In der Auseinandersetzung um die inhaltliche Ausrichtung der RH konnte sich mit knapper Mehrheit die Richtung durchsetzen, die die RH eher noch eindeutiger auf die Antirepressionsarbeit festlegen wollte. Die Debatte um die inhaltliche Orientierung wurde vor allem an den Punkten Unterstützung von Nebenklagen vergewaltigter Frauen und allgemeinpolitische Betätigung geführt. Aufgrund der auf der BMV gefaßten Beschlüsse löste sich eine Ortsgruppe, die schon vorher keine aktive Rote-Hilfe-Arbeit mehr geleistet hatte, endgültig auf.
Die Debatte war mit der BMV allerdings nicht beendet, in den folgenden Monaten entspann sich eine heftige und polemische Diskussion zwischen den beiden Richtungen, die zu einer neuen Zerreißprobe für die RH wurde.
Zunächst blieben - trotz unterschiedlicher Auffassungen - fast alle Beteiligten weiter in der RH, bzw. beteiligten sich weiter an der aktiven Arbeit. Schließlich führte die Debatte 1994 dazu, daß ein Teil der Berliner AktivistInnen sich aus der Bundesorganisation löste.
Die Auseinandersetzung wurde auf der ersten Bundesdelegiertenversammlung (BDV) 1994 in der Diskussion um neue Leitsätze für die Rote Hilfe weitergeführt. Die solidarisch geführte Diskussion ist auf dieser BDV nicht beendet worden.

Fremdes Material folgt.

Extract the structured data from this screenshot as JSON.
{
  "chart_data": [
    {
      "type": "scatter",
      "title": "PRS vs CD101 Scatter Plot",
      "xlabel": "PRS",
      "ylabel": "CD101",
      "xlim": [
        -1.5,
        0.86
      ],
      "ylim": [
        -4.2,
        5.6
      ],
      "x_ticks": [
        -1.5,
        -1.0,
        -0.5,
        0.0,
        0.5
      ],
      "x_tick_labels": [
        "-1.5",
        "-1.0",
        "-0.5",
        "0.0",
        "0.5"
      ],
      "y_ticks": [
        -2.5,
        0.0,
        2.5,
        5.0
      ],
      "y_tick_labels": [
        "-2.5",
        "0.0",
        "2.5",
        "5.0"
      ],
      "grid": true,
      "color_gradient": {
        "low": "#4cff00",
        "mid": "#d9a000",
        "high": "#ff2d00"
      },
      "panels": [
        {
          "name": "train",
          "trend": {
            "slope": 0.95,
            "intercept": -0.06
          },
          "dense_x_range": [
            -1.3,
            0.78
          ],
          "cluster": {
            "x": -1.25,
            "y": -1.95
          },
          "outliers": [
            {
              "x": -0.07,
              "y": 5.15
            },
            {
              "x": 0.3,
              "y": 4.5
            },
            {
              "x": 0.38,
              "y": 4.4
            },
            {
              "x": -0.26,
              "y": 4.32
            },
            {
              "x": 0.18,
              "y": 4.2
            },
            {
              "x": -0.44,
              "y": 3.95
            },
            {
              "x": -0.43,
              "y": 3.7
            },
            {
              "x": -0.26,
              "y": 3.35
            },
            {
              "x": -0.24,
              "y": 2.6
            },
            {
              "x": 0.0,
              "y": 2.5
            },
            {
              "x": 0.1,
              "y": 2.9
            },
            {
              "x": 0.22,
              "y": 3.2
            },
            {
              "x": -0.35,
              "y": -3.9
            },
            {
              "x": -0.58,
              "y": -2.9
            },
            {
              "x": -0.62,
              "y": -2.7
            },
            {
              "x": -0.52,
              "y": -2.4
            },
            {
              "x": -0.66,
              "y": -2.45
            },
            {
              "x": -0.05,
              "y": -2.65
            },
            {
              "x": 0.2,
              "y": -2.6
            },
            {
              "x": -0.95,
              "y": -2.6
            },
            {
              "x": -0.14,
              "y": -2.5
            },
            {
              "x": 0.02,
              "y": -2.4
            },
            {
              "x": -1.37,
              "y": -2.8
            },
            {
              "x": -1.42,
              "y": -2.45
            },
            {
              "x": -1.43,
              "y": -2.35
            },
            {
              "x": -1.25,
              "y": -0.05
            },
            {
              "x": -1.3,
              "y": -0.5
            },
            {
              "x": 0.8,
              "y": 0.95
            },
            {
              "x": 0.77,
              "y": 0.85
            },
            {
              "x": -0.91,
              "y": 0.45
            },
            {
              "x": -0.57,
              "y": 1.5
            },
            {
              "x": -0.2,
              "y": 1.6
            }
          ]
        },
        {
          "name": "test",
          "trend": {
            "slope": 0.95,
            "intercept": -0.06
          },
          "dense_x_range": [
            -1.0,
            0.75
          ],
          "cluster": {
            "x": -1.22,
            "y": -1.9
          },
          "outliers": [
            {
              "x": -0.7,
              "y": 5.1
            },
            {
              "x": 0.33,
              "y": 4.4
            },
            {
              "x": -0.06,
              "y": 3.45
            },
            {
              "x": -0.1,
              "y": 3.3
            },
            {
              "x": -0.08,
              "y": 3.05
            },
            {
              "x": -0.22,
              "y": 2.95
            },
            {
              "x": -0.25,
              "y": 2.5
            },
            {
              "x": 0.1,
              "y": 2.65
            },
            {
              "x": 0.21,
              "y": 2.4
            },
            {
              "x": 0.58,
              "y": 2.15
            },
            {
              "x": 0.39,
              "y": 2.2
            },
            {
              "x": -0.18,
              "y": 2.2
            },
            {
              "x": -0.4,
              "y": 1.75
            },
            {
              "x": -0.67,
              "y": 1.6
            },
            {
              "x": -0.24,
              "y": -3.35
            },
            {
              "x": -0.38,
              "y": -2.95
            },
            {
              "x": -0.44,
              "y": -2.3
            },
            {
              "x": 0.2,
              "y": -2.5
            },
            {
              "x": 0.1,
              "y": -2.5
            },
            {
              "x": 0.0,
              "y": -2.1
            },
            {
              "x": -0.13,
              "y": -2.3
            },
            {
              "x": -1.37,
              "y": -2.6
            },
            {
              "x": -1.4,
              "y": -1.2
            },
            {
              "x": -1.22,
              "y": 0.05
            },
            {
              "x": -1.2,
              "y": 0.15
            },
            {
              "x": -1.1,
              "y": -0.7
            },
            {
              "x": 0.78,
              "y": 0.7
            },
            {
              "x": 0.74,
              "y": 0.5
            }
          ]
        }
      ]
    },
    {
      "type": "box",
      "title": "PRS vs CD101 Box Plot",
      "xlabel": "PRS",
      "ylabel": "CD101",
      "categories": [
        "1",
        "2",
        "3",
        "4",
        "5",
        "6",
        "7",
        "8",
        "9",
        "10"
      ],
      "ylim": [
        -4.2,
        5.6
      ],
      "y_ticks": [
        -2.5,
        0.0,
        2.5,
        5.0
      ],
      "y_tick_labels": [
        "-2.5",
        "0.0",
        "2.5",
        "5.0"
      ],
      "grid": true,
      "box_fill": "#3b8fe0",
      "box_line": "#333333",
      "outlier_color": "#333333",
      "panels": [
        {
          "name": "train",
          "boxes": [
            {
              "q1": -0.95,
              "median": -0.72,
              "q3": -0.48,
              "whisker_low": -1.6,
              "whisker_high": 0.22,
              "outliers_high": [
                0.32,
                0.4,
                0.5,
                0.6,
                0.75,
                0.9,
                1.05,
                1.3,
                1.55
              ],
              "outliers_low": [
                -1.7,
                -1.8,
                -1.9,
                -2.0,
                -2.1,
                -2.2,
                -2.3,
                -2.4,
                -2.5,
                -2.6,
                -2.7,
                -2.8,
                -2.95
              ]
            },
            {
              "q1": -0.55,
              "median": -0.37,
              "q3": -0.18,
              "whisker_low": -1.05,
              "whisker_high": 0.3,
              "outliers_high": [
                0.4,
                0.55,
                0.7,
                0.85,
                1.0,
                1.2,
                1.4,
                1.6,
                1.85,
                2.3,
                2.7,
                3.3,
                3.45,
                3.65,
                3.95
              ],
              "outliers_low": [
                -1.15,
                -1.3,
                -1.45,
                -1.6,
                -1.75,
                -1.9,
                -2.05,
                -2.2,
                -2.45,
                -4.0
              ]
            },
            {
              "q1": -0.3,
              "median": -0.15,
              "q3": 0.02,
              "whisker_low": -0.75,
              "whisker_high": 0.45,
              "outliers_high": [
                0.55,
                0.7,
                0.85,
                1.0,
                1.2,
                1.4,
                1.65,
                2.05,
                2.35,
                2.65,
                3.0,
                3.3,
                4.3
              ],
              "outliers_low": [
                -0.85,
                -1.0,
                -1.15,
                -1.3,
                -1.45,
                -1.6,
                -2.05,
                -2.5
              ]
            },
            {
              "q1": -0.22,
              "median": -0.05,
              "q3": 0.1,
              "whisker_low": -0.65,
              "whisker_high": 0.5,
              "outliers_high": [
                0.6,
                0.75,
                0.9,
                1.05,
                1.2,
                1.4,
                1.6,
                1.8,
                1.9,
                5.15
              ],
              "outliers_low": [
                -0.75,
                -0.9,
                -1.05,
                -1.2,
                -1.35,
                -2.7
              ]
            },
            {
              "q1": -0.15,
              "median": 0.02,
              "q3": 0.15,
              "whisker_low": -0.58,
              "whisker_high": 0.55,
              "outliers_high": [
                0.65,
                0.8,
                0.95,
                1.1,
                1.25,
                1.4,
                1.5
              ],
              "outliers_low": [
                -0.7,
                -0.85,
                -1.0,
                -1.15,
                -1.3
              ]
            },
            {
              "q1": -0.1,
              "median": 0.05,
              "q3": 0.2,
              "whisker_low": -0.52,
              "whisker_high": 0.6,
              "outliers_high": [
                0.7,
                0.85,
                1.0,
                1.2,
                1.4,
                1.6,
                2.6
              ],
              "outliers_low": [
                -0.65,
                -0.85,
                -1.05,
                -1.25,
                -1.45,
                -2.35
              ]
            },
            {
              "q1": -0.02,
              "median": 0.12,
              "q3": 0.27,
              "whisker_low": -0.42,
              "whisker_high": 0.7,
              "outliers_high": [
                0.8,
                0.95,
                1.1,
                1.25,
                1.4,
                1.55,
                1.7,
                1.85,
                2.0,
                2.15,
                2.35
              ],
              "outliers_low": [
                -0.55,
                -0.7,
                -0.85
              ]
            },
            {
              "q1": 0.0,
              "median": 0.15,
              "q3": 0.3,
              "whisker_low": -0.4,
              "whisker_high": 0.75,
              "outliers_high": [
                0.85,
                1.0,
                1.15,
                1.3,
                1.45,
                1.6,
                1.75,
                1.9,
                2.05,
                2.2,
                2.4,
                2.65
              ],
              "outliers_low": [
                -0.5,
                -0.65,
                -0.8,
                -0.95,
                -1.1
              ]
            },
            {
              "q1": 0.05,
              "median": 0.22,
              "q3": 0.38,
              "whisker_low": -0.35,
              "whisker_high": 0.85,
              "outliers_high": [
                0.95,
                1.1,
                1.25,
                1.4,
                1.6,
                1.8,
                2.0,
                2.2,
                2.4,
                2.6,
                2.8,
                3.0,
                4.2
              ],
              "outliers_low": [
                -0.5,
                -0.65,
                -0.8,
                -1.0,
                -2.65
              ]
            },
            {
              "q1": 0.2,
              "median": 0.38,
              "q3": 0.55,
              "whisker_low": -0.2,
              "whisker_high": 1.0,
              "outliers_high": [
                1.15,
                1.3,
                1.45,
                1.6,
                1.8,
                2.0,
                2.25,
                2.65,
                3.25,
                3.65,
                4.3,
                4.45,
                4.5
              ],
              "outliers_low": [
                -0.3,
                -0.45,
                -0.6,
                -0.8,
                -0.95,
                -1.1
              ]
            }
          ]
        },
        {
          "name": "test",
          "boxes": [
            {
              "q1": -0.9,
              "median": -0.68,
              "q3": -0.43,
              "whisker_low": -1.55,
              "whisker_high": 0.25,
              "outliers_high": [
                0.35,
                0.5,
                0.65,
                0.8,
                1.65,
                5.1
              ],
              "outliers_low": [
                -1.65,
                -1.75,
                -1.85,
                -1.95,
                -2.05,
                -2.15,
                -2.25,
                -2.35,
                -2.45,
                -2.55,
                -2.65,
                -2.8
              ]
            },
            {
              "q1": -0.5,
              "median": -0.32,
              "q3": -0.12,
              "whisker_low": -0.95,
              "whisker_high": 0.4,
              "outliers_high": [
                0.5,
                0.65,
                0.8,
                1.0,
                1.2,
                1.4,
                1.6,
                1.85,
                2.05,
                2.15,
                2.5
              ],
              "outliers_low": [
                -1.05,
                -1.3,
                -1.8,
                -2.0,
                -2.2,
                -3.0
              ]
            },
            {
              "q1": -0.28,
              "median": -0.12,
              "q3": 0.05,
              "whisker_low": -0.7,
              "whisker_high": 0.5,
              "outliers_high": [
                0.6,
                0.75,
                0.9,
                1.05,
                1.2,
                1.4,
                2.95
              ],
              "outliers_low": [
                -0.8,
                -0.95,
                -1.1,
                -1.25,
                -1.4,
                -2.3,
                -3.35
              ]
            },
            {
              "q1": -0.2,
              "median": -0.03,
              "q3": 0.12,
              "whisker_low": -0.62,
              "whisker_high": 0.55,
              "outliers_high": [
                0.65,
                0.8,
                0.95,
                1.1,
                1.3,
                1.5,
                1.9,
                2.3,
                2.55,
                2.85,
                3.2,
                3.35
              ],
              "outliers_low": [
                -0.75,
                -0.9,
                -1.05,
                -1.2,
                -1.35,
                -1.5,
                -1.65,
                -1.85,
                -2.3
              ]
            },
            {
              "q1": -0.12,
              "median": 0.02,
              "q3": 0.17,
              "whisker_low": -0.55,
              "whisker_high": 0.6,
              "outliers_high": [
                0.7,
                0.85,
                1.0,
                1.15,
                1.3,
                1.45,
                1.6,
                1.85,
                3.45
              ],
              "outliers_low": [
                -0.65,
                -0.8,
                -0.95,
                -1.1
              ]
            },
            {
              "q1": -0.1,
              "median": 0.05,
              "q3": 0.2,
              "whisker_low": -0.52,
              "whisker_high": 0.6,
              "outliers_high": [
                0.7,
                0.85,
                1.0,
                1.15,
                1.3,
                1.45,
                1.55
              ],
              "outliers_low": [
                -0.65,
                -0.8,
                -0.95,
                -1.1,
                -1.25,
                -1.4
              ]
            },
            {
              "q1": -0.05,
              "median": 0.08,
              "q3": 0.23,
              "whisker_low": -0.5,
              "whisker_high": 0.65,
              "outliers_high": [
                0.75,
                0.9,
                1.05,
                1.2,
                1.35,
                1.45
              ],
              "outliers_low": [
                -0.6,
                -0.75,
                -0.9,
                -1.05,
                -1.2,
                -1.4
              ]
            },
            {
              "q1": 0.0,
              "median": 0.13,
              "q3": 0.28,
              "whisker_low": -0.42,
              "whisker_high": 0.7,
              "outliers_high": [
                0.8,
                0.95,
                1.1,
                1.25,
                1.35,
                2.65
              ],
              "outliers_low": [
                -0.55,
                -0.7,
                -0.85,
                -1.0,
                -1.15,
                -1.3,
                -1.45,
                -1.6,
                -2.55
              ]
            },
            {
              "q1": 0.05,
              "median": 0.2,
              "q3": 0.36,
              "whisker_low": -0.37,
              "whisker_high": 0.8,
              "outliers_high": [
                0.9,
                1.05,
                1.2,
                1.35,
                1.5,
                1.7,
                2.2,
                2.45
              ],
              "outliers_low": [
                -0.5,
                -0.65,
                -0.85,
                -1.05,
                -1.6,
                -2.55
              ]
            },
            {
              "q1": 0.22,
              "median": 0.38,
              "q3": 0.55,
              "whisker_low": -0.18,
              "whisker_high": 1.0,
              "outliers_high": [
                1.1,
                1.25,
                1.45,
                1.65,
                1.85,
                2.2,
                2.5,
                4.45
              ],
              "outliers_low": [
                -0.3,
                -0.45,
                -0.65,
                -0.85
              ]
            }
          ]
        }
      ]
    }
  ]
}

Die Neustrukturierung der RH 1992 dürfte jedoch dazu geführt haben, daß die sich gründenden Roten Hilfen sich als Ortgruppen in der bundesweiten Roten Hilfe organisierten und nicht versuchten, separate Fonds aufzubauen. Die klaren Aufgaben und Rechte der Ortsgruppen haben bewirkt, daß sich neue Ortsgruppen gründeten, die wiederum ihre Arbeit langfristig und verbindlich anlegten. Mit der Neustrukturierung der Roten Hilfe wuchs auch die Anforderung an den und die Kontrolle des Bundesvorstands. Auch die erste Delegiertenkonferenz nach der Satzungsänderung im Frühsommer 1994 war ein Erfolg. Es war seit Jahren das erste Mal, daß aus fast allen Orten und Regionen Delegierte zur Versammlung erschienen. Die Rote Hilfe hat mit der Satzungsreform einen organisatorischen Neuanfang gemacht und ist seitdem dabei, von einer informellen Struktur zu einer funktionierenden Organisation heranzuwachsen.
Fußnoten:
    RHD - Rote Hilfe Deutschlands, Name der heutigen RH e.V. bis 1986 Statt Programm und Statut erhielt die RHD nun eine Satzung, weil sie als Verein eingetragen werden sollte.
Quellen:
Die Arbeit der RHD verbessern, 1977
Satzung der Roten Hilfe Deutschlands, verabschiedet auf der II. Zentralen Delegiertenkonferenz 1978
Leitsätze und Satzung, verabschiedet auf der III. Zentralen Delegiertenkonferenz 1980
Dokumente der III. Ordentlichen Zentralen Delegiertenkonferenz (1980)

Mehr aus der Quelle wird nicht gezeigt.